Los patrulleros se mostraban contrariados e indiferentes. Un enajenado idiota podía formar parte del trabajo cotidiano pero difícilmente podía provocar interés. Uno de ellos le dijo al capataz:

—¿Cuánto tiempo necesitas para hacer una identificación? ¿Quién es este hombre?

—No le he visto en mi vida —dijo el capataz moviendo la cabeza enérgicamente—. No es de por aquí.

—¿Llevaba papeles encima? —le preguntó un patrullero a Jencus.

—No. No llevaba más que unos harapos. Los he quemado para evitar la infección.

—¿Y qué le pasa?

—Ha perdido el juicio. Eso es todo lo que puedo ver.

En aquel momento Terens se llevó a los patrulleros aparte. Puesto que estaban contrariados serían manejables. El patrullero que había estado haciendo preguntas dejó su libretita y dijo:

—Bien, no vale siquiera la pena de dar parte. No tiene nada que ver con nosotros. Líbrense de él como puedan.

Y se marcharon.

El capataz se quedó. Era un hombre pecoso, de cabello rojo y un gran bigote hirsuto. Llevaba cinco años de capataz de rígidos principios, lo cual quería decir que la responsabilidad del exacto cumplimiento de los reglamentos pesaba sobre él.

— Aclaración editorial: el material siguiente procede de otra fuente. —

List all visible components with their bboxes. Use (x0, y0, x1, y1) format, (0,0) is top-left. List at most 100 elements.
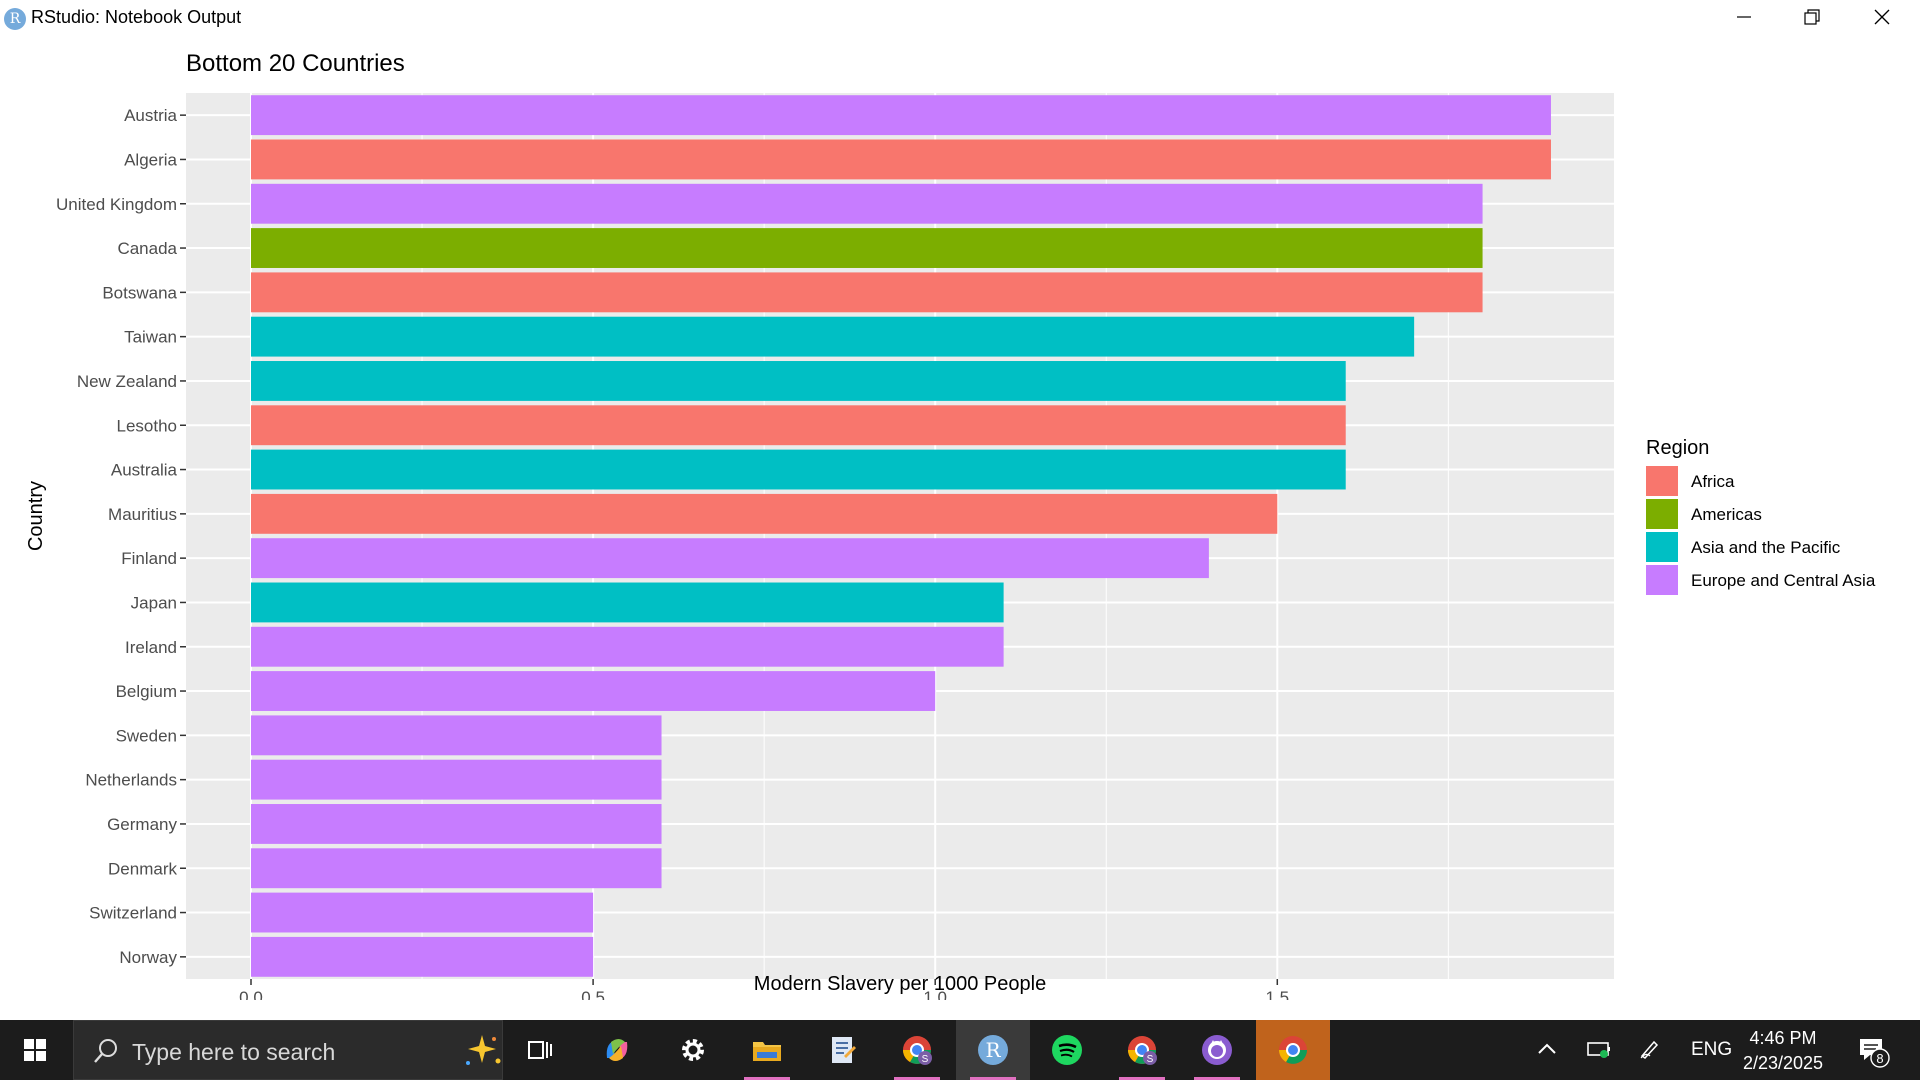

—Bien —dijo—. ¿Y qué vamos a hacer con todo esto? La gente está tan ocupada hablando que nadie trabaja.

—Mandarlo al hospital de la ciudad, me parece; es lo único que se puede hacer —dijo Jencus agitando afanosamente su pañuelo—. No puedo hacer nada.

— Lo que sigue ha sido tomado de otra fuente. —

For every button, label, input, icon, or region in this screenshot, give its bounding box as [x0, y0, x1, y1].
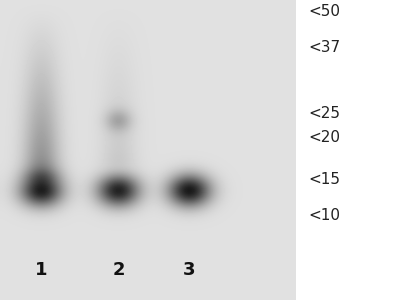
Text: <20: <20	[308, 130, 340, 146]
Text: <10: <10	[308, 208, 340, 224]
Text: <15: <15	[308, 172, 340, 188]
Text: <50: <50	[308, 4, 340, 20]
Text: <37: <37	[308, 40, 340, 56]
Text: 2: 2	[112, 261, 125, 279]
Text: <25: <25	[308, 106, 340, 122]
Text: 3: 3	[183, 261, 196, 279]
Text: 1: 1	[35, 261, 48, 279]
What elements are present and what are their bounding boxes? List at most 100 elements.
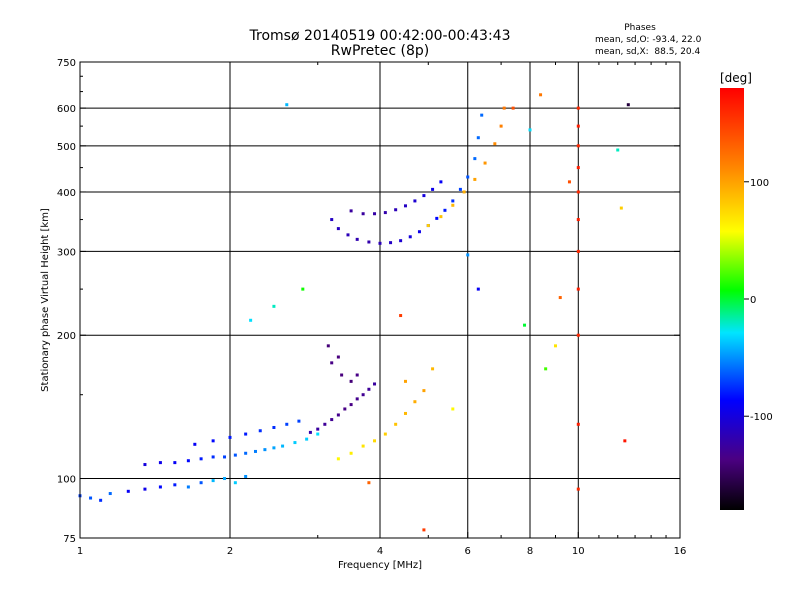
- data-point: [553, 344, 557, 348]
- data-point: [523, 323, 527, 327]
- data-point: [330, 418, 334, 422]
- data-point: [340, 373, 344, 377]
- data-point: [285, 103, 289, 107]
- data-point: [466, 175, 470, 179]
- colorbar-ticks: 100 0 -100: [744, 178, 773, 423]
- data-point: [223, 455, 227, 459]
- y-tick-label: 400: [57, 188, 76, 199]
- data-point: [143, 463, 147, 467]
- data-point: [228, 435, 232, 439]
- data-point: [413, 199, 417, 203]
- data-point: [367, 481, 371, 485]
- data-point: [349, 209, 353, 213]
- data-point: [466, 253, 470, 257]
- data-point: [323, 422, 327, 426]
- data-point: [336, 413, 340, 417]
- y-tick-label: 750: [57, 58, 76, 69]
- data-point: [616, 148, 620, 152]
- data-point: [399, 314, 403, 318]
- data-point: [493, 142, 497, 146]
- data-point: [435, 216, 439, 220]
- data-point: [576, 422, 580, 426]
- data-point: [403, 204, 407, 208]
- data-point: [285, 422, 289, 426]
- colorbar-label: [deg]: [720, 71, 752, 85]
- data-point: [576, 124, 580, 128]
- x-tick-label: 6: [465, 546, 471, 557]
- data-point: [349, 403, 353, 407]
- data-point: [558, 296, 562, 300]
- data-point: [476, 287, 480, 291]
- data-point: [99, 498, 103, 502]
- y-axis-ticks: 75 100 200 300 400 500 600 750: [57, 58, 680, 545]
- data-point: [480, 113, 484, 117]
- data-point: [349, 379, 353, 383]
- data-points: [78, 93, 630, 532]
- data-point: [233, 453, 237, 457]
- data-point: [272, 446, 276, 450]
- data-point: [422, 528, 426, 532]
- data-point: [431, 367, 435, 371]
- data-point: [367, 387, 371, 391]
- data-point: [244, 474, 248, 478]
- data-point: [355, 373, 359, 377]
- data-point: [403, 411, 407, 415]
- data-point: [263, 448, 267, 452]
- data-point: [272, 425, 276, 429]
- y-axis-label: Stationary phase Virtual Height [km]: [40, 208, 51, 392]
- phases-line-o: mean, sd,O: -93.4, 22.0: [595, 35, 702, 45]
- x-tick-label: 4: [377, 546, 383, 557]
- data-point: [330, 361, 334, 365]
- data-point: [539, 93, 543, 97]
- data-point: [373, 212, 377, 216]
- data-point: [349, 451, 353, 455]
- data-point: [576, 106, 580, 110]
- data-point: [511, 106, 515, 110]
- data-point: [244, 451, 248, 455]
- data-point: [199, 481, 203, 485]
- x-tick-label: 10: [572, 546, 585, 557]
- data-point: [394, 208, 398, 212]
- data-point: [451, 199, 455, 203]
- x-tick-label: 2: [227, 546, 233, 557]
- x-tick-label: 1: [77, 546, 83, 557]
- data-point: [383, 432, 387, 436]
- colorbar-tick-label: 100: [750, 178, 769, 189]
- data-point: [143, 487, 147, 491]
- data-point: [244, 432, 248, 436]
- data-point: [378, 241, 382, 245]
- chart-title-line2: RwPretec (8p): [331, 43, 429, 59]
- data-point: [567, 180, 571, 184]
- data-point: [389, 241, 393, 245]
- data-point: [193, 442, 197, 446]
- data-point: [186, 459, 190, 463]
- colorbar-tick-label: -100: [750, 412, 773, 423]
- data-point: [394, 422, 398, 426]
- data-point: [173, 461, 177, 465]
- x-axis-ticks: 1 2 4 6 8 10 16: [77, 62, 686, 557]
- data-point: [126, 489, 130, 493]
- data-point: [451, 203, 455, 207]
- data-point: [431, 187, 435, 191]
- data-point: [253, 449, 257, 453]
- data-point: [417, 230, 421, 234]
- data-point: [576, 249, 580, 253]
- data-point: [308, 430, 312, 434]
- data-point: [272, 304, 276, 308]
- data-point: [336, 457, 340, 461]
- data-point: [301, 287, 305, 291]
- data-point: [576, 166, 580, 170]
- data-point: [623, 439, 627, 443]
- data-point: [528, 128, 532, 132]
- data-point: [343, 407, 347, 411]
- data-point: [223, 477, 227, 481]
- data-point: [422, 194, 426, 198]
- data-point: [626, 103, 630, 107]
- data-point: [373, 382, 377, 386]
- data-point: [544, 367, 548, 371]
- data-point: [426, 224, 430, 228]
- data-point: [330, 218, 334, 222]
- data-point: [281, 444, 285, 448]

—¡A la Ciudad! —dijo el capataz preocupado—. ¿Y quién va a pagar? ¿Quién se hará cargo de las tarifas? No es uno de los nuestros, ¿verdad?

—Que yo sepa, no —dijo Jencus.

—Entonces, ¿Por qué tenemos que pagar? Averigüen a quién pertenece. ¡Qué pague su ciudad!

—¿Y cómo quiere que lo averigüemos? ¡Dígamelo!

El capataz reflexionó. Su lengua comenzó a juguetear con la frondosa vegetación de su labio superior.

—Entonces limitémonos a librarnos de él. Como ha dicho el patrullero.

—¡Oiga! —interrumpió Terens—. ¿Qué quiere decir con eso?

—Lo mismo podría estar muerto —dijo el capataz—, sería un favor.

—¡No se puede matar a una persona viva!

—Entonces diga usted qué se puede hacer.

—¿No podría hacerse cargo de él alguien del pueblo?

—¿Y quién quiere que se haga cargo? ¿Lo aceptaría usted?

Terens pasó por alto la actitud abiertamente insolente:

—Tengo otras cosas que hacer.

—Como todo el mundo. No puedo dejar que nadie olvide el trabajo del molino para ocuparse de este pobre chiflado.

Terens lanzó un suspiro, y con rencor dijo:

—Vamos a ver, capataz, seamos razonables. Si hace usted que uno de sus hombres se ocupe de este pobre infeliz hablaré en su favor a los Nobles, de lo contrario diré solamente que no veo ninguna razón por la cual no podía ocuparse de él.

El capataz reflexionó. El Edil llevaba allí sólo un mes pero había intervenido ya en asuntos de personal que llevaban en la ciudad toda su vida. Sin embargo, tenía apoyos entre los Nobles y no convenía enfrentarse con él mucho tiempo:

—Pero ¿quién va a aceptarlo? —dijo. Una horrible sospecha se apoderó de él—. ¡Yo no puedo! Tengo tres chiquillos y mi mujer está enferma.

—No le he insinuado que lo hiciese.

Terens miró hacia la ventana. Una vez los patrulleros se marcharon, la muchedumbre se acumuló, cada vez más numerosa, frente a la casa del Edil. La mayoría era gente joven, demasiado jóvenes para ser obreros; otros eran mozos de labranza de las granjas próximas. Algunos eran obreros de los molinos que no estaban de turno.